Peanut Butter Falcon Shia LaBeouf Zack Gottsagen Dakota Johnson

With the story’s strict focus on Tyler and Zak, Shia and Zack shine as an unmissable duo. The true showstopper, of course, is Zack Gottsagen. There is rarely a moment where Gottsagen isn’t shining like a beam of light, able to drill his way into our hearts with a performance that transcends the material. Playing off of him, Shia’s Tyler provides context. Though Zak’s character can stand on its own, Shia is an entry point to a world that we’d rarely consider. Together, the pair are dynamite, bouncing off each other in various ways and selling the realism of this oft-times surreal fairy tale. Adding even more texture to their world, Dakota Johnson’s Eleanor isn’t a third wheel, but a contrasting perspective who helps to drive everything home toward’s the final act.
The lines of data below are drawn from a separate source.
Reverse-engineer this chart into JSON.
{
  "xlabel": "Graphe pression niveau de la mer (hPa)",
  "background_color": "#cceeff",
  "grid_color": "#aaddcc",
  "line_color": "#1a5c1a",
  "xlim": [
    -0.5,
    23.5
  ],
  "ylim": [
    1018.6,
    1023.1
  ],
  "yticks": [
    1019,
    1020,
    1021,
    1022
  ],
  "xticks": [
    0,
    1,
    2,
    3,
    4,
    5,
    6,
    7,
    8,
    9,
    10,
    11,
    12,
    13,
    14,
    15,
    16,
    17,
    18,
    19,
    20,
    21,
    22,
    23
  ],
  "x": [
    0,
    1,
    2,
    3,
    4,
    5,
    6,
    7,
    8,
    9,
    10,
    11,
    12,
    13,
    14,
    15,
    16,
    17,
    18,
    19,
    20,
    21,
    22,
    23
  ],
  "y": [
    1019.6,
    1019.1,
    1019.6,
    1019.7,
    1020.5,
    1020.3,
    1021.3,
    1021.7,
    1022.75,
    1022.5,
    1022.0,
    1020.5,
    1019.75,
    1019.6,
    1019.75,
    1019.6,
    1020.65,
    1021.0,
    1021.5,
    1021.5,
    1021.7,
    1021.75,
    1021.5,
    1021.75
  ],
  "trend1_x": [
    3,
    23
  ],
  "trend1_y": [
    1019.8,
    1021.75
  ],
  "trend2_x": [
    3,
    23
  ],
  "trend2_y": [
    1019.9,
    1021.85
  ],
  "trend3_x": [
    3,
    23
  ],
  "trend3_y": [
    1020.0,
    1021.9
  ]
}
Films that handle mental disability can be difficult to pull off. Most times they come off as crassly exploitive or cling to surface theatrics. Though The Peanut Butter Falcon does succumb to an oversimplified conclusion, its heart is real, making it a special achievement that feels truly enriching. I came out of the film feeling wonderful and not in a way that quickly fades. This is a film that forces us to really reevaluate the world we live in and what it all means. With its focused minimalism and the humanity at its core, this is a timeless story that makes us want to be and do better.